Insulin Assay Principle

This is an indirect sandwich ELISA kit. A “sandwich” is formed when both a capture anti-Insulin antibody and a detection anti-Insulin antibody bind Insulin. The detection antibody is directly linked to horseradish peroxidase. After incubation, unbound components are washed away. Bound anti-Insulin detection antibody is measured by the reaction of the horseradish peroxidase enzyme to the substrate tetramethylbenzidine (TMB). This reaction produces a blue color. A yellow color is formed after stopping the reaction with an acidic solution. The optical density is read on a standard plate reader at 450 nm. The amount of anti-Insulin detection antibody is directly proportional to the amount of Insulin present in the sample.

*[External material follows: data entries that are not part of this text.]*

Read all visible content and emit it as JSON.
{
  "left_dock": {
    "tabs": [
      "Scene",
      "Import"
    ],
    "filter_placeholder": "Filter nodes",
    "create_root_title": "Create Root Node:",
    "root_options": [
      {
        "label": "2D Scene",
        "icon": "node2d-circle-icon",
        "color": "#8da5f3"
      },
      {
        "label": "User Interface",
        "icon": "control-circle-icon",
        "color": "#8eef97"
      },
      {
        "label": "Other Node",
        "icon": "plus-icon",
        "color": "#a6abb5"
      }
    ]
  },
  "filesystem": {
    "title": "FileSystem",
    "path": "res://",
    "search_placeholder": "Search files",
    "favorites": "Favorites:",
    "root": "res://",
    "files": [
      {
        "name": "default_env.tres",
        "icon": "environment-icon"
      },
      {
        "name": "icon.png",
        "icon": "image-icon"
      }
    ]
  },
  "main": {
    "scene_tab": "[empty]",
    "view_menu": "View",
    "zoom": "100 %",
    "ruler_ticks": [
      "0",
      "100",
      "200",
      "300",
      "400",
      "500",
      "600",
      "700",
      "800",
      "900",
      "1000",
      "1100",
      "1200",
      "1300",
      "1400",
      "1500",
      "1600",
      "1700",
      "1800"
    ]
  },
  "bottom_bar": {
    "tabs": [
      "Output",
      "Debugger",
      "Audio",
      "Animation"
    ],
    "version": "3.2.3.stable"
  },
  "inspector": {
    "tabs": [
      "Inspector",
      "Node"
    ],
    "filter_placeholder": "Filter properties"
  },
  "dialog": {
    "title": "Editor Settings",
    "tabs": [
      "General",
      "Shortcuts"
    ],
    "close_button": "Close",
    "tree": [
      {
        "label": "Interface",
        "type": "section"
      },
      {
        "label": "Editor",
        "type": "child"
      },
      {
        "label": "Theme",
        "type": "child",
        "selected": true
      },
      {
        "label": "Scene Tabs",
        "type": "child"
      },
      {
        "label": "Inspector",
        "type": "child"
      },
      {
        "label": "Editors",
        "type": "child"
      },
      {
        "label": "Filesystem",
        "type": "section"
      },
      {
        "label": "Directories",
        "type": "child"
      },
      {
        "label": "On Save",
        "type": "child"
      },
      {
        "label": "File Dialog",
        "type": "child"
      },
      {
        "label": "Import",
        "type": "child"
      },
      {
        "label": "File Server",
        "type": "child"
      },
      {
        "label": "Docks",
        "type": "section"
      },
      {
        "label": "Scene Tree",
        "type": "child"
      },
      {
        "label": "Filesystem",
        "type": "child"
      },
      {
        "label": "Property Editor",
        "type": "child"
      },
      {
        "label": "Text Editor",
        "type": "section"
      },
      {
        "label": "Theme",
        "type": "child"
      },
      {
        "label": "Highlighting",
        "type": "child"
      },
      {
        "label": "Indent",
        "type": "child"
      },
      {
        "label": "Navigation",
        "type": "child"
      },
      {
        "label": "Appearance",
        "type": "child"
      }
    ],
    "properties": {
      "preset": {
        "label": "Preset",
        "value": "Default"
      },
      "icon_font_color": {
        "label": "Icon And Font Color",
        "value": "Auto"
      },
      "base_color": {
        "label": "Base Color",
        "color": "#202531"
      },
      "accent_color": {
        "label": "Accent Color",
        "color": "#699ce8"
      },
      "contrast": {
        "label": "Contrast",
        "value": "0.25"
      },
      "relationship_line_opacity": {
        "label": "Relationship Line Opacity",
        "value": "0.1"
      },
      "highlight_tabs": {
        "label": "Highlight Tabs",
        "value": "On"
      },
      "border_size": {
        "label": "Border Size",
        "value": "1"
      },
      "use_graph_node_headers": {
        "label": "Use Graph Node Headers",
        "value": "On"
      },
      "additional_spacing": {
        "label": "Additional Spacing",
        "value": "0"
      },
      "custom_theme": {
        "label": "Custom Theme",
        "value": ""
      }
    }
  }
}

References & Salivary Insulin Research

  1. Goodson, JM, et al. (2014). Metabolic Disease Risk in Children by Salivary Biomarker Analysis. PLoS One. 9(6): e98799.
  2. Fekete Z, et al. (1993). Salivary and plasma insulin levels in man. Biochem Mol Biol Int. 30(4): 623–629.
  3. Fabre B, et al. (2012). Measurement of fasting salivary insulin and its relationship with serum insulin in children. Endocr Connect. 1(2): 58–61.
  4. Hartman ML, et al. (2016). Unhealthy Phenotype as Indicated by Salivary Biomarkers: Glucose, Insulin, VEGF-A, and IL-12p70 in Obese Kuwaiti Adolescents. J Obes. 2016: 6860240.
  5. Ebbeling CB, et al. (2002). Childhood obesity: public-health crisis, common sense cure. Lancet. 360(9331):473-82.
  6. Zhao X, et al. (2016). Using Metabolomic Profiles as Biomarkers for Insulin Resistance in Childhood Obesity: A Systematic Review. J Diabetes Res. 2016:8160545.
  7. D’Adamo E, et al. (2011). Type 2 diabetes in youth: epidemiology and pathophysiology. Diabetes Care. 34 Suppl 2:S161-5.
  8. Hayashi T, et al. (2013). Patterns of Insulin Concentration During the OGTT Predict the Risk of Type 2 Diabetes in Japanese Americans. Diabetes. 36(5): 1229-1235.